L’aide est imputable sur l’ensemble des sommes dues au titre des années 2021 et 2022 aux organismes de recouvrement mentionnés aux articles L. 213-1 et L. 752-4 du code de la sécurité sociale et à l’article L. 725-3 du code rural et de la pêche maritime, ainsi qu’à l’organisme mentionné au e de l’article L. 5427-1 du code du travail, après application de toute autre exonération totale ou partielle.
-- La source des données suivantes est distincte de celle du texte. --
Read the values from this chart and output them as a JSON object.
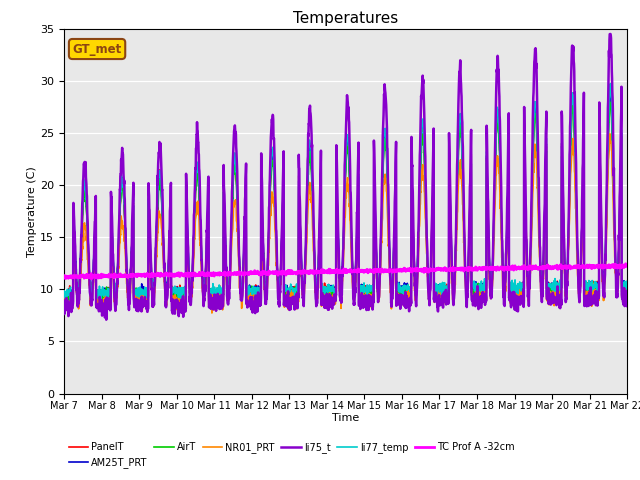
{
  "title": "Temperatures",
  "xlabel": "Time",
  "ylabel": "Temperature (C)",
  "ylim": [
    0,
    35
  ],
  "background_color": "#e8e8e8",
  "annotation_text": "GT_met",
  "annotation_color": "#8B4513",
  "annotation_bg": "#FFD700",
  "series": [
    {
      "label": "PanelT",
      "color": "#ff0000",
      "lw": 1.2,
      "zorder": 4
    },
    {
      "label": "AM25T_PRT",
      "color": "#0000cc",
      "lw": 1.2,
      "zorder": 4
    },
    {
      "label": "AirT",
      "color": "#00cc00",
      "lw": 1.2,
      "zorder": 4
    },
    {
      "label": "NR01_PRT",
      "color": "#ff8800",
      "lw": 1.2,
      "zorder": 4
    },
    {
      "label": "li75_t",
      "color": "#8800cc",
      "lw": 1.8,
      "zorder": 5
    },
    {
      "label": "li77_temp",
      "color": "#00cccc",
      "lw": 1.2,
      "zorder": 4
    },
    {
      "label": "TC Prof A -32cm",
      "color": "#ff00ff",
      "lw": 2.0,
      "zorder": 6
    }
  ],
  "tick_labels": [
    "Mar 7",
    "Mar 8",
    "Mar 9",
    "Mar 10",
    "Mar 11",
    "Mar 12",
    "Mar 13",
    "Mar 14",
    "Mar 15",
    "Mar 16",
    "Mar 17",
    "Mar 18",
    "Mar 19",
    "Mar 20",
    "Mar 21",
    "Mar 22"
  ],
  "yticks": [
    0,
    5,
    10,
    15,
    20,
    25,
    30,
    35
  ],
  "n_days": 15,
  "pts_per_day": 144
}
Pour l’application des articles L. 131-7, L. 133-4-2 et L. 242-1-1 du code de la sécurité sociale, cette aide est assimilée à une mesure de réduction.
B. – Sont éligibles à cette aide les employeurs, dont l’effectif est inférieur à deux cent cinquante salariés, mentionnés aux a et b du 1° du B du I de l’article 9 de la loi n° 2020-1576 du 14 décembre 2020 de financement de la sécurité sociale pour 2021. Un décret peut réserver l’aide à ceux parmi ces employeurs qui ont constaté, sur des périodes d’emploi antérieures à juin 2021, une forte baisse de leur chiffre d’affaires par rapport à la même période de l’une des deux années précédentes, dans les conditions qu’il détermine, le cas échéant.
C. – L’aide au paiement prévue au présent article n’est pas cumulable, au titre d’une même période d’emploi, avec l’aide au paiement mentionnée au II de l’article 9 de la loi n° 2020-1576 du 14 décembre 2020 précitée.
En l’espèce, il convient de rappeler que les dispositifs d’exonération et d’aide au paiement s’inscrivent dans le cadre du régime temporaire pour le soutien aux entreprises [8], notifié par le Gouvernement à la Commission européenne le 17 avril 2020 et autorisé par celle-ci dans sa décision du 20 avril 2020.
Il est constant que la société [10] était éligible au dispositif d’aide au paiement des cotisations sociales pour les entreprises en difficultés impactées par la crise du coronavirus.
Au titre de sa déclaration sociale nominative du mois de janvier 2023, elle a régularisé des aides au paiement de cotisations sociales pour les périodes du mois de janvier 2022 (54 096,89 euros) et du mois de février 2022 (40 629,97 euros).
Le litige porte sur la question de savoir si la société [10] peut régulariser l’aide au paiement dont elle pouvait bénéficier pour les mois de janvier et février 2022, au mois de janvier 2023, dans le cadre de sa [6].
Il résulte des dispositions susvisées, s’agissant de l’aide au paiement de 20 % et de l’aide au paiement de 15 %, que ces dernières étaient imputables sur l’ensemble des sommes dues aux organismes de recouvrement au titre des années 2020, 2021 et 2022 et qu’aucun dispositif de report du montant de ces aides n’a été prévu dans l’hypothèse où une entreprise ne les aurait pas imputées pendant ces trois années.
Ainsi, la société [10] ne pouvait imputer au titre de 2023, les aides dont elle aurait pu bénéficier aux mois de janvier et février 2022.
Dès lors, il convient de rejeter la demande d’annulation de la décision de l’URSSAF [7] du 6 octobre 2023 et de la commission de recours amiable du 9 février 2024 de la société [9] et ainsi la demande de voir rétablir les éléments déclarés en [6].
Sur les frais du procès
En application de l’article 696 du code de procédure civile, la société [10] sera condamnée aux dépens.
L’exécution provisoire sera ordonnée en application de l’article R. 142-10-6 du code de la sécurité sociale.
PAR CES MOTIFS
Le tribunal, statuant publiquement par jugement contradictoire, rendu en premier ressort, par mise à disposition au greffe,
Déboute la société [11] de toutes ses demandes ;
Condamne la société [11] aux dépens ;
Ordonne l’exécution provisoire ;
Rappelle que tout appel du présent jugement doit, à peine de forclusion, être interjeté dans le délai d’un mois à compter de sa notification.